Wilmot had a mischievous spirit, and delighted in teasing and tyrannising over her cousin. Malevolent she was not, but inconsiderate; she was spoiled, and, as a spoiled child, capricious and domineering. She liked--in her fashion, loved--Kate, as she liked and loved a plaything, that she might trifle with and knock about; not as a playfellow, to be considered and conciliated. Association with Wilmot hardly in any degree brightened the existence of Kate; it rather served to cloud it. Petty wrongs, continuous setting back, repeated slights, wounded and crushed a naturally expansive and susceptible nature. Kate hardly ventured to appeal to her father or to her aunt against her cousin, even when that cousin’s treatment was most unjust and insupportable; the aunt naturally sided with her own child, and the father heedlessly laughed at Kate’s troubles as undeserving of consideration.
Then, suddenly, Wilmot was attacked by fever, which carried her off in three days. The mother was inconsolable. The light went out of her life with the extinction of the vital spark in the bosom of her child.

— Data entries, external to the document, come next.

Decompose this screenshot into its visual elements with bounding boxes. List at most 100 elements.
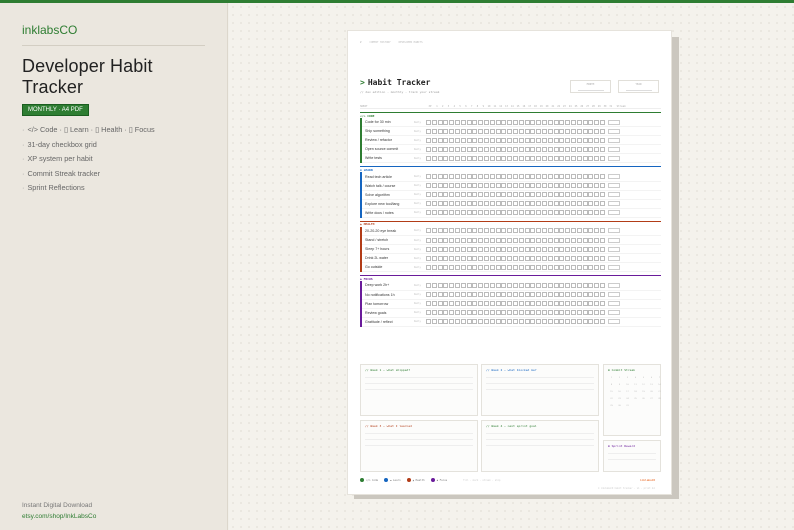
day-checkbox[interactable]: [565, 119, 571, 125]
day-checkbox[interactable]: [559, 310, 565, 316]
calendar-day[interactable]: 16: [617, 391, 622, 395]
calendar-day[interactable]: 3: [625, 377, 630, 381]
day-checkbox[interactable]: [449, 246, 455, 252]
day-checkbox[interactable]: [559, 201, 565, 207]
day-checkbox[interactable]: [570, 119, 576, 125]
day-checkbox[interactable]: [449, 228, 455, 234]
day-checkbox[interactable]: [594, 264, 600, 270]
day-checkbox[interactable]: [541, 282, 547, 288]
day-checkbox[interactable]: [426, 255, 431, 261]
day-checkbox[interactable]: [460, 210, 466, 216]
day-checkbox[interactable]: [483, 192, 489, 198]
day-checkbox[interactable]: [431, 155, 437, 161]
day-checkbox[interactable]: [483, 174, 489, 180]
day-checkbox[interactable]: [559, 319, 565, 325]
day-checkbox[interactable]: [512, 119, 518, 125]
day-checkbox[interactable]: [512, 183, 518, 189]
day-checkbox[interactable]: [594, 255, 600, 261]
day-checkbox[interactable]: [443, 246, 449, 252]
day-checkbox[interactable]: [547, 264, 553, 270]
day-checkbox[interactable]: [594, 155, 600, 161]
day-checkbox[interactable]: [594, 201, 600, 207]
day-checkbox[interactable]: [501, 319, 507, 325]
day-checkbox[interactable]: [547, 228, 553, 234]
day-checkbox[interactable]: [570, 210, 576, 216]
day-checkbox[interactable]: [443, 255, 449, 261]
day-checkbox[interactable]: [501, 155, 507, 161]
day-checkbox[interactable]: [541, 146, 547, 152]
day-checkbox[interactable]: [431, 292, 437, 298]
day-checkbox[interactable]: [518, 183, 524, 189]
day-checkbox[interactable]: [576, 282, 582, 288]
day-checkbox[interactable]: [443, 201, 449, 207]
day-checkbox[interactable]: [588, 246, 594, 252]
day-checkbox[interactable]: [582, 264, 588, 270]
day-checkbox[interactable]: [530, 201, 536, 207]
day-checkbox[interactable]: [518, 228, 524, 234]
day-checkbox[interactable]: [576, 155, 582, 161]
day-checkbox[interactable]: [501, 128, 507, 134]
day-checkbox[interactable]: [582, 237, 588, 243]
day-checkbox[interactable]: [599, 264, 605, 270]
day-checkbox[interactable]: [472, 210, 478, 216]
day-checkbox[interactable]: [576, 237, 582, 243]
day-checkbox[interactable]: [553, 310, 559, 316]
day-checkbox[interactable]: [547, 319, 553, 325]
day-checkbox[interactable]: [524, 292, 530, 298]
day-checkbox[interactable]: [553, 128, 559, 134]
day-checkbox[interactable]: [507, 183, 513, 189]
day-checkbox[interactable]: [431, 228, 437, 234]
day-checkbox[interactable]: [594, 210, 600, 216]
day-checkbox[interactable]: [512, 128, 518, 134]
day-checkbox[interactable]: [426, 301, 431, 307]
day-checkbox[interactable]: [437, 210, 443, 216]
day-checkbox[interactable]: [524, 155, 530, 161]
day-checkbox[interactable]: [594, 137, 600, 143]
day-checkbox[interactable]: [483, 146, 489, 152]
day-checkbox[interactable]: [576, 246, 582, 252]
day-checkbox[interactable]: [594, 183, 600, 189]
day-checkbox[interactable]: [437, 192, 443, 198]
day-checkbox[interactable]: [466, 246, 472, 252]
day-checkbox[interactable]: [553, 319, 559, 325]
day-checkbox[interactable]: [489, 319, 495, 325]
day-checkbox[interactable]: [437, 146, 443, 152]
day-checkbox[interactable]: [599, 210, 605, 216]
day-checkbox[interactable]: [530, 255, 536, 261]
day-checkbox[interactable]: [530, 264, 536, 270]
day-checkbox[interactable]: [594, 237, 600, 243]
day-checkbox[interactable]: [431, 174, 437, 180]
day-checkbox[interactable]: [582, 119, 588, 125]
day-checkbox[interactable]: [449, 210, 455, 216]
calendar-day[interactable]: 31: [625, 405, 630, 409]
day-checkbox[interactable]: [437, 255, 443, 261]
day-checkbox[interactable]: [576, 174, 582, 180]
day-checkbox[interactable]: [536, 155, 542, 161]
day-checkbox[interactable]: [547, 310, 553, 316]
day-checkbox[interactable]: [426, 210, 431, 216]
day-checkbox[interactable]: [443, 174, 449, 180]
day-checkbox[interactable]: [553, 255, 559, 261]
day-checkbox[interactable]: [536, 301, 542, 307]
day-checkbox[interactable]: [553, 137, 559, 143]
day-checkbox[interactable]: [559, 255, 565, 261]
day-checkbox[interactable]: [565, 128, 571, 134]
day-checkbox[interactable]: [547, 301, 553, 307]
day-checkbox[interactable]: [570, 201, 576, 207]
day-checkbox[interactable]: [530, 146, 536, 152]
day-checkbox[interactable]: [582, 255, 588, 261]
day-checkbox[interactable]: [518, 210, 524, 216]
day-checkbox[interactable]: [512, 246, 518, 252]
day-checkbox[interactable]: [426, 128, 431, 134]
day-checkbox[interactable]: [541, 237, 547, 243]
day-checkbox[interactable]: [426, 155, 431, 161]
day-checkbox[interactable]: [524, 137, 530, 143]
day-checkbox[interactable]: [588, 310, 594, 316]
day-checkbox[interactable]: [559, 146, 565, 152]
day-checkbox[interactable]: [512, 292, 518, 298]
calendar-day[interactable]: 22: [609, 398, 614, 402]
day-checkbox[interactable]: [559, 128, 565, 134]
day-checkbox[interactable]: [541, 292, 547, 298]
day-checkbox[interactable]: [541, 246, 547, 252]
day-checkbox[interactable]: [472, 174, 478, 180]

The death of Wilmot was of no advantage to Kate. She was no longer, indeed, given over to the petty tyranny of her cousin, but she was left exposed to a hardened and embittered aunt, who resented on her the loss of her own child. Into the void heart of Zerah, Kate had no chance of finding access; that void was filled with discontent, verjuice, and acrimony. An unreasonable anger against the child who was not wanted and yet remained, in place of the child who was the apple of her eye, and was taken from her, made itself felt in a thousand ways.
Without being absolutely unkind to her, Zerah was ungracious. She held Kate at arm’s length, spoke to her in harsh and peremptory tones, looked at her with contracted pupils and with puckered brow. Filled with resentment against Providence, she made the child feel her disappointment and antagonism. The reserve, the lack of light-heartedness in the child told against her, and Zerah little considered that this temperament was produced by her own ungenerous treatment.

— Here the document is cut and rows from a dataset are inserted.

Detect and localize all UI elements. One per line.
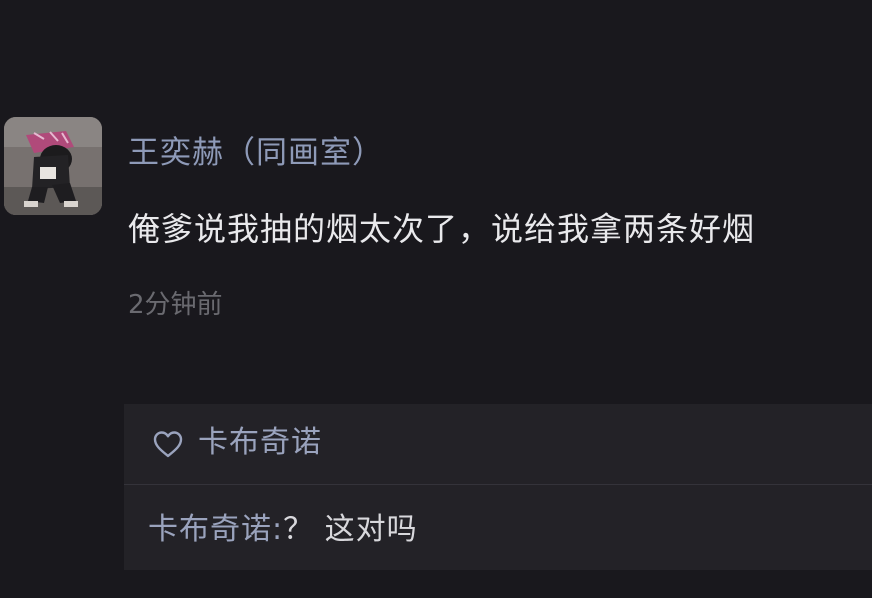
liked-by-users[interactable]: 卡布奇诺 — [198, 422, 322, 464]
divider — [124, 484, 872, 485]
avatar[interactable] — [4, 117, 102, 215]
reply-panel: 卡布奇诺 卡布奇诺:？ 这对吗 — [124, 404, 872, 570]
reply-author[interactable]: 卡布奇诺 — [148, 512, 272, 547]
heart-outline-icon[interactable] — [152, 429, 184, 459]
reply-separator: : — [272, 512, 284, 547]
reply-item[interactable]: 卡布奇诺:？ 这对吗 — [148, 508, 418, 552]
post-timestamp: 2分钟前 — [128, 290, 223, 320]
post-content: 俺爹说我抽的烟太次了，说给我拿两条好烟 — [128, 210, 756, 248]
reply-text: ？ 这对吗 — [283, 512, 418, 547]
comment-screen: 王奕赫（同画室） 俺爹说我抽的烟太次了，说给我拿两条好烟 2分钟前 卡布奇诺 卡… — [0, 0, 872, 598]
post-author-name[interactable]: 王奕赫（同画室） — [128, 133, 384, 173]
avatar-photo — [4, 117, 102, 215]
likes-row: 卡布奇诺 — [124, 404, 872, 484]
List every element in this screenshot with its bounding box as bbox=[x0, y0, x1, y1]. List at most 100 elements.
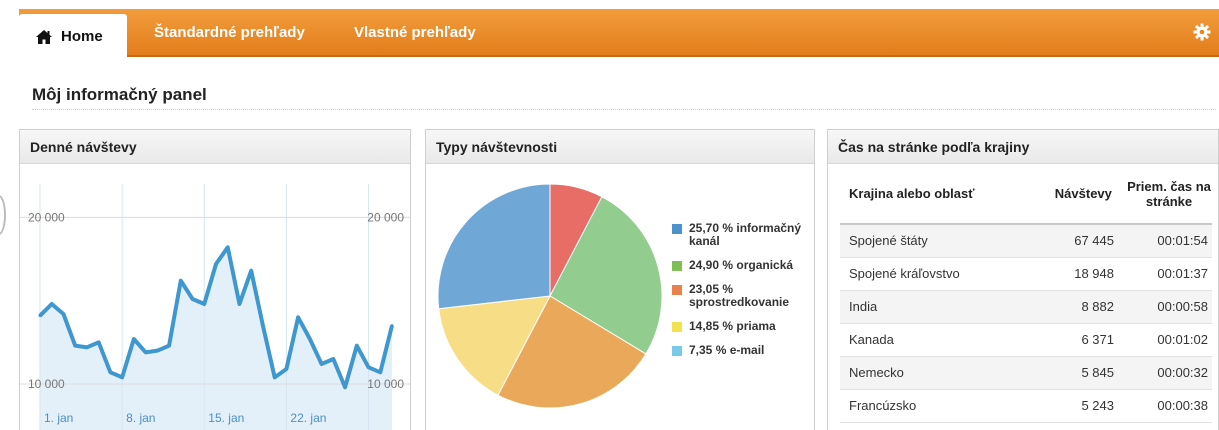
x-tick-label: 8. jan bbox=[126, 411, 155, 425]
country-cell: Spojené štáty bbox=[840, 224, 1041, 258]
traffic-types-legend: 25,70 % informačný kanál 24,90 % organick… bbox=[672, 222, 812, 368]
data-point bbox=[50, 302, 54, 306]
legend-label: 24,90 % organická bbox=[689, 258, 794, 272]
column-header-country[interactable]: Krajina alebo oblasť bbox=[840, 164, 1041, 225]
avg-time-cell: 00:00:38 bbox=[1126, 389, 1212, 423]
table-row[interactable]: Francúzsko 5 243 00:00:38 bbox=[840, 389, 1212, 423]
legend-item: 25,70 % informačný kanál bbox=[672, 222, 812, 248]
nav-custom-reports[interactable]: Vlastné prehľady bbox=[354, 24, 476, 41]
data-point bbox=[144, 350, 148, 354]
legend-swatch bbox=[672, 224, 682, 234]
data-point bbox=[331, 357, 335, 361]
avg-time-cell: 00:01:54 bbox=[1126, 224, 1212, 258]
country-cell: India bbox=[840, 290, 1041, 324]
pie-slice bbox=[437, 183, 551, 310]
legend-swatch bbox=[672, 346, 682, 356]
data-point bbox=[97, 340, 101, 344]
y-tick-label-right: 10 000 bbox=[367, 377, 404, 391]
legend-label: 25,70 % informačný kanál bbox=[689, 221, 802, 248]
legend-swatch bbox=[672, 261, 682, 271]
data-point bbox=[73, 344, 77, 348]
daily-visits-chart: 10 000 10 000 20 000 20 000 1. jan 8. jan 15. … bbox=[20, 184, 410, 430]
daily-visits-title: Denné návštevy bbox=[20, 130, 410, 164]
visits-cell: 6 371 bbox=[1040, 323, 1126, 357]
x-tick-label: 15. jan bbox=[208, 411, 244, 425]
legend-item: 7,35 % e-mail bbox=[672, 344, 812, 357]
country-cell: Nemecko bbox=[840, 356, 1041, 390]
nav-standard-reports[interactable]: Štandardné prehľady bbox=[154, 24, 305, 41]
data-point bbox=[61, 312, 65, 316]
data-point bbox=[179, 279, 183, 283]
avg-time-cell: 00:00:32 bbox=[1126, 356, 1212, 390]
traffic-types-widget: Typy návštevnosti 25,70 % informačný kan… bbox=[425, 129, 815, 430]
top-navigation-bar: Home Štandardné prehľady Vlastné prehľad… bbox=[19, 9, 1219, 59]
data-point bbox=[296, 315, 300, 319]
legend-label: 7,35 % e-mail bbox=[689, 343, 765, 357]
visits-cell: 5 243 bbox=[1040, 389, 1126, 423]
table-row[interactable]: India 8 882 00:00:58 bbox=[840, 290, 1212, 324]
table-row[interactable]: Spojené kráľovstvo 18 948 00:01:37 bbox=[840, 257, 1212, 291]
table-row[interactable]: Nemecko 5 845 00:00:32 bbox=[840, 356, 1212, 390]
home-icon bbox=[36, 29, 52, 44]
visits-cell: 8 882 bbox=[1040, 290, 1126, 324]
traffic-types-title: Typy návštevnosti bbox=[426, 130, 814, 164]
data-point bbox=[167, 344, 171, 348]
data-point bbox=[378, 370, 382, 374]
data-point bbox=[343, 385, 347, 389]
traffic-types-pie-chart bbox=[437, 183, 663, 409]
data-point bbox=[390, 324, 394, 328]
tab-home-label: Home bbox=[61, 28, 103, 45]
y-tick-label-left: 10 000 bbox=[28, 377, 65, 391]
avg-time-cell: 00:01:02 bbox=[1126, 323, 1212, 357]
country-cell: Kanada bbox=[840, 323, 1041, 357]
data-point bbox=[308, 337, 312, 341]
time-on-site-title: Čas na stránke podľa krajiny bbox=[828, 130, 1218, 164]
data-point bbox=[284, 367, 288, 371]
data-point bbox=[355, 344, 359, 348]
data-point bbox=[320, 362, 324, 366]
visits-cell: 67 445 bbox=[1040, 224, 1126, 258]
legend-label: 23,05 % sprostredkovanie bbox=[689, 282, 790, 309]
y-tick-label-right: 20 000 bbox=[367, 210, 404, 224]
avg-time-cell: 00:01:37 bbox=[1126, 257, 1212, 291]
daily-visits-widget: Denné návštevy 10 000 10 000 20 000 20 000 1… bbox=[19, 129, 411, 430]
column-header-visits[interactable]: Návštevy bbox=[1040, 164, 1126, 225]
data-point bbox=[261, 324, 265, 328]
y-tick-label-left: 20 000 bbox=[28, 210, 65, 224]
legend-label: 14,85 % priama bbox=[689, 319, 776, 333]
data-point bbox=[132, 337, 136, 341]
visits-cell: 5 845 bbox=[1040, 356, 1126, 390]
data-point bbox=[38, 314, 42, 318]
legend-swatch bbox=[672, 322, 682, 332]
avg-time-cell: 00:00:58 bbox=[1126, 290, 1212, 324]
data-point bbox=[191, 297, 195, 301]
legend-item: 14,85 % priama bbox=[672, 320, 812, 333]
page-title: Môj informačný panel bbox=[32, 85, 207, 104]
data-point bbox=[273, 375, 277, 379]
data-point bbox=[214, 262, 218, 266]
data-point bbox=[226, 245, 230, 249]
data-point bbox=[120, 375, 124, 379]
data-point bbox=[367, 365, 371, 369]
data-point bbox=[202, 302, 206, 306]
table-row[interactable]: Kanada 6 371 00:01:02 bbox=[840, 323, 1212, 357]
visits-cell: 18 948 bbox=[1040, 257, 1126, 291]
legend-item: 23,05 % sprostredkovanie bbox=[672, 283, 812, 309]
column-header-avg-time[interactable]: Priem. čas na stránke bbox=[1126, 164, 1212, 225]
time-on-site-widget: Čas na stránke podľa krajiny Krajina ale… bbox=[827, 129, 1219, 430]
country-cell: Spojené kráľovstvo bbox=[840, 257, 1041, 291]
legend-swatch bbox=[672, 285, 682, 295]
data-point bbox=[155, 349, 159, 353]
country-table: Krajina alebo oblasť Návštevy Priem. čas… bbox=[840, 164, 1212, 423]
table-row[interactable]: Spojené štáty 67 445 00:01:54 bbox=[840, 224, 1212, 258]
gear-icon[interactable] bbox=[1193, 23, 1211, 41]
country-cell: Francúzsko bbox=[840, 389, 1041, 423]
data-point bbox=[108, 370, 112, 374]
scroll-handle[interactable] bbox=[0, 195, 6, 235]
data-point bbox=[249, 269, 253, 273]
title-divider bbox=[32, 109, 1216, 110]
tab-home[interactable]: Home bbox=[19, 14, 127, 59]
area-fill bbox=[40, 247, 392, 430]
data-point bbox=[85, 345, 89, 349]
x-tick-label: 1. jan bbox=[44, 411, 73, 425]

At the time of this story, Kate was of real service in the house. The Pepperills kept no domestic servant; they required none, having Kate, who was made to do whatever was necessary. Her aunt was an energetic and industrious woman, and Kate served under her direction. She assisted in the household washing, in the work of the garden, in the feeding of the poultry, in the kitchen, in all household work; and when folk came to eat cockles and drink tea, Kate was employed as waitress. For all this she got no wage, no thanks, no forbearance, no kind looks, certainly no kind words.
The girl’s heart was sealed up, unread, misunderstood by those with whom she was brought into contact. She had made no friends at school, had no comrades in the village; and her father inconsiderately accepted and applied to her a nickname given her at school by her teacher, a certain Mr. Solomon Puddicombe,--a nickname derived from the burden of a foolish folk-song, “Kitty Alone.”